Il tempo necessario affinchè vi sia il completo svuotamento dello stomaco dipende da una adeguata peristalsi, dalla quantità e dalla natura dei cibi ingeriti (varia da 2 a 6 ore). Nell’intestino tenue (lungo nell’adulto circa 7m.) il chimo viene trasformato in chilo, poltiglia fluida e finemente omogenea. A questa trasformazione concorrono sia fattori meccanici (movimenti peristaltici) sia, soprattutto, chimico-enzimatici. Dopo circa 3 ore di permanenza nell'intestino tenue, il chilo, privato quasi completamente dei suoi principi nutritivi assorbiti dai villi intestinali, passa attraverso la valvola ileo-ciecale (con funzionamento analogo al piloro) nell’intestino crasso (lungo circa 1,70m., con diametro di 6-7 cm., suddiviso in colon ascendente, traverso, discendente, sigma e retto). Il contenuto intestinale costituito da residui della digestione (cellulosa, sostanze grossolane), batteri, cellule di desquamazione della mucosa intestinale, giunge infine al retto dove si arricchisce di muco che ne facilita l’espulsione attraverso l’ano. I  residui intestinali di un pasto vengono eliminati nella misura di 1/3 dopo 24 ore, 1/3 dopo 48 ore, completamente dopo 96. In ultima analisi vorrei soffermarmi sul ruolo che la masticazione svolge all’interno della digestione! Mangiare adagio, masticando bene, permette al meccanismo della sazietà di regolare e limitare le quantità di cibo che assumiamo. La sazietà dipende da stimoli complessi: meccanici, termici, chimici, che si integrano nel cervello e provocano una sensazione di benessere ad un certo momento del pasto.

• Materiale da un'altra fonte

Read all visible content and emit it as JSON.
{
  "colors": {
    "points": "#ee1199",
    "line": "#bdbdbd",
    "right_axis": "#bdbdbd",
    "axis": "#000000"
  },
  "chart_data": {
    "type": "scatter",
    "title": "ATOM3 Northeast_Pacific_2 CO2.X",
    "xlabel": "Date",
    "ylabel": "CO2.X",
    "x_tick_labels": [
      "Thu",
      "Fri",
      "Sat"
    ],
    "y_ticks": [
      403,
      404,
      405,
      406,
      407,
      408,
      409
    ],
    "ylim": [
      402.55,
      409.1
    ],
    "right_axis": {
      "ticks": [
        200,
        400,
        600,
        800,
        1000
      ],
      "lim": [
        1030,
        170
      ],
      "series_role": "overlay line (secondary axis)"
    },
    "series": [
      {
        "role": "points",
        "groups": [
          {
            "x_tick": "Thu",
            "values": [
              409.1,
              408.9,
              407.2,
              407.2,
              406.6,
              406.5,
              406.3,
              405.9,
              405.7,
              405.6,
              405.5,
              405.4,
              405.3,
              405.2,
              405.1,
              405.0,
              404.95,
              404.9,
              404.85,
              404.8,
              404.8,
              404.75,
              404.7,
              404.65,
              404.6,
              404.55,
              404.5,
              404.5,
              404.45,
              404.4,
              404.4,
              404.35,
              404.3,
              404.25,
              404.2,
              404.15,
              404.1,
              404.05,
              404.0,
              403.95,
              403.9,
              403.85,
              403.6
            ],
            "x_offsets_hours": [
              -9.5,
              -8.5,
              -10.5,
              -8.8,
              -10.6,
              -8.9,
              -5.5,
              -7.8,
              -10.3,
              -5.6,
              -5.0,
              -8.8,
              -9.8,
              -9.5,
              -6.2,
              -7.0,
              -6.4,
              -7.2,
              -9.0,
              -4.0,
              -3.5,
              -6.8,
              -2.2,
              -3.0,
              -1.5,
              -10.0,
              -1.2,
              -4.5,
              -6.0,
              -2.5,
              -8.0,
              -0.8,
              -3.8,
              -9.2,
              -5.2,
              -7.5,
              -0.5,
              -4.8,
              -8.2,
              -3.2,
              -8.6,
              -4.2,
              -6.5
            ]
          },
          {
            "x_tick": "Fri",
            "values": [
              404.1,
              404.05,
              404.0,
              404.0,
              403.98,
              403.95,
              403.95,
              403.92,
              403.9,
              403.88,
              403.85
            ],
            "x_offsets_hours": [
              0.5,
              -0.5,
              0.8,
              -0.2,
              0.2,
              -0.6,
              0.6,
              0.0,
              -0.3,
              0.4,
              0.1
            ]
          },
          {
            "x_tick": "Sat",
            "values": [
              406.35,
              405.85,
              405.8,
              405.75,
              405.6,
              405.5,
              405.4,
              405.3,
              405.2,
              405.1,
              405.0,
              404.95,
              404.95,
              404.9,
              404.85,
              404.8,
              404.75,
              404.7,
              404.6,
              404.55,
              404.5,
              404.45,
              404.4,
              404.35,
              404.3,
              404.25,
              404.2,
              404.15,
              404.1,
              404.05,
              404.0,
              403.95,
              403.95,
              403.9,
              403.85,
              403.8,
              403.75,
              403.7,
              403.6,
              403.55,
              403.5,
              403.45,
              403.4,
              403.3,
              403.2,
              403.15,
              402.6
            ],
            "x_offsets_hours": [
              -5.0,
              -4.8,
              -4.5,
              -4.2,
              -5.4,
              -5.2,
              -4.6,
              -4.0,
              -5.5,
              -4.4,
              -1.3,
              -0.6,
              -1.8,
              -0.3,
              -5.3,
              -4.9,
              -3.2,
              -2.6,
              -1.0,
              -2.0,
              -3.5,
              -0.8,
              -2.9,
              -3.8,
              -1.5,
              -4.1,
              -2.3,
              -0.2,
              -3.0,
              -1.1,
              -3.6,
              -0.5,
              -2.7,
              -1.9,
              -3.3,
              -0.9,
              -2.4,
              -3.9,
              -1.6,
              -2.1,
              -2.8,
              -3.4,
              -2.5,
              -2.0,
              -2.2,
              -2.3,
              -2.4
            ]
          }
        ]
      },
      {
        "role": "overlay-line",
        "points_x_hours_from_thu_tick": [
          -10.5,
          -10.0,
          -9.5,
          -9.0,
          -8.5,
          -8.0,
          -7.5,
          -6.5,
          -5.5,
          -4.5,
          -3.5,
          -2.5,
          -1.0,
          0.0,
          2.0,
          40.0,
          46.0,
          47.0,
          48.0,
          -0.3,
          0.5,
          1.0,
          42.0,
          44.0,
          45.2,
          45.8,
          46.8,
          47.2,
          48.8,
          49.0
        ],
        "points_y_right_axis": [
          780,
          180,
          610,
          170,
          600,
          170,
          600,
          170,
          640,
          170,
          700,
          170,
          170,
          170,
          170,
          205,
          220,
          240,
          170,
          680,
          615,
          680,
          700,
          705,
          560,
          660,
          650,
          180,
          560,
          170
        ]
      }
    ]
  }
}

Affinchè questo meccanismo entri in funzione ci vuole un po’ di tempo, ed è proprio questo intervallo di tempo che fa la differenza: in 5 minuti, infatti, la quantità di calorie ingerita masticando correttamente ammonta a 100, mentre mangiando in fretta, con una masticazione sommaria possiamo raggiungere le 300/400 calorie. In ultima analisi, una cattiva e frettolosa masticazione è corresponsabile quindi dei problemi di sovrappeso.